The study, which focused on office break rooms, found that 75 percent of break room faucet handles displayed a high degree of contamination as did nearly half of microwave oven handles, and a quarter of refrigerator door handles.
“The break room is really the center of germ transfer in the office rather than the individual cubicle,” said Gerba. “Everything is shared in the break room.”
For example, he pointed out, many people rinse their coffee cups and push a sponge around the inside. Those sponges can be loaded with E. coli, “so you’re really wiping your mug with E. coli,” he said.

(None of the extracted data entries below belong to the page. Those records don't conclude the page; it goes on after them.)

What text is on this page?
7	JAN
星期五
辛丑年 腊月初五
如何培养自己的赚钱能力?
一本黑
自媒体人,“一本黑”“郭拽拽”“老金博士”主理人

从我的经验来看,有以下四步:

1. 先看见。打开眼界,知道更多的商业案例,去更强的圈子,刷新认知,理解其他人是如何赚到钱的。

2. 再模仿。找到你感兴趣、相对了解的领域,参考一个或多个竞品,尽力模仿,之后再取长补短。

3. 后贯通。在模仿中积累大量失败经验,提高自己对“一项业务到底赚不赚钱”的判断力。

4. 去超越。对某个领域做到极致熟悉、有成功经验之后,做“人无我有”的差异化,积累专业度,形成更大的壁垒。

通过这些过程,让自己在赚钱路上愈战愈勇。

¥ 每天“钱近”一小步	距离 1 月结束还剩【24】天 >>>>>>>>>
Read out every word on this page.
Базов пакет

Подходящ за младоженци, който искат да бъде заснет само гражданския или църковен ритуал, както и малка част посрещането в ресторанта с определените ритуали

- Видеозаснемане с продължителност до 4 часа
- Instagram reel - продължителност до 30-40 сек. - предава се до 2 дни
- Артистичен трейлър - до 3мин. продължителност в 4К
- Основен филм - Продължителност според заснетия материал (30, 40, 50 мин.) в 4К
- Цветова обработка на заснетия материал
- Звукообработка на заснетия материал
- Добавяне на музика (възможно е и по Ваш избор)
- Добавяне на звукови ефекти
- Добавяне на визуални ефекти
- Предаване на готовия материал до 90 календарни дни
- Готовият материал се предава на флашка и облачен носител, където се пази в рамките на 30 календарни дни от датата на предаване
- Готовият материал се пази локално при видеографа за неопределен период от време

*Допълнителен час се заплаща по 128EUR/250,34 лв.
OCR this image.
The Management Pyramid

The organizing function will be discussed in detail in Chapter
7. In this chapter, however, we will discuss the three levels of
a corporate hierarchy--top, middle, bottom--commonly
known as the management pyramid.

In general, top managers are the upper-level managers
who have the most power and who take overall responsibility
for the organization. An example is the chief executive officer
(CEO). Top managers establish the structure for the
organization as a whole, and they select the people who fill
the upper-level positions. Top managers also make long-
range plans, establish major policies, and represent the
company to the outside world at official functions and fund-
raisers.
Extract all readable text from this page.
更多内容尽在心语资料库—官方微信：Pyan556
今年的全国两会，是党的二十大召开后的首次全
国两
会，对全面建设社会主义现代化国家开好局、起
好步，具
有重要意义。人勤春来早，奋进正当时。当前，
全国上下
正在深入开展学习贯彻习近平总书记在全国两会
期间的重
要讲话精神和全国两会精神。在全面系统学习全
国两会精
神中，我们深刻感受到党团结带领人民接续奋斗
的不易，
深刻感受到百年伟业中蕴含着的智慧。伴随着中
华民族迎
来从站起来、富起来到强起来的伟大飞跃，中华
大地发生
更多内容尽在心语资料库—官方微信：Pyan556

The second big break room habit that spreads germs is greeting co-workers. “Actually,” Gerba, explained, from a pathogen-transfer perspective, “you’d be better off kissing each other than shaking hands” because people cough or sneeze into their hands and transfer the germs when shaking.
In earlier work, Gerba documented that each person’s desktop environment is rife with germs like norovirus (which can cause diarrhea), parainfluenza (respiratory tract infections), and drug-resistant staph (MRSA).
The Kimberly-Clark study did not measure viruses and bacteria directly. It measured ATP, adenosine triphosphate, present in all organic matter. The presence of ATP means a surface contains some form of organic material, which could indicate either the presence of bacteria and viruses, or that something such as food residue is present that could provide a welcoming environment for germs.
The company has an obvious incentive to make workplaces sound germy, but, according to Gerba, they really are. “Those break rooms are as bad as we thought they were,” he said.
This doesn’t mean your office break room is necessarily a biohazard zone, or that you’re bound to get sick if you use it. It just means that any surfaces people touch are likely to be contaminated with something.
A simple solution, Gerba pointed out, is for companies to clean more carefully, and for employees to wash their hands, or use a hand sanitizer, more often.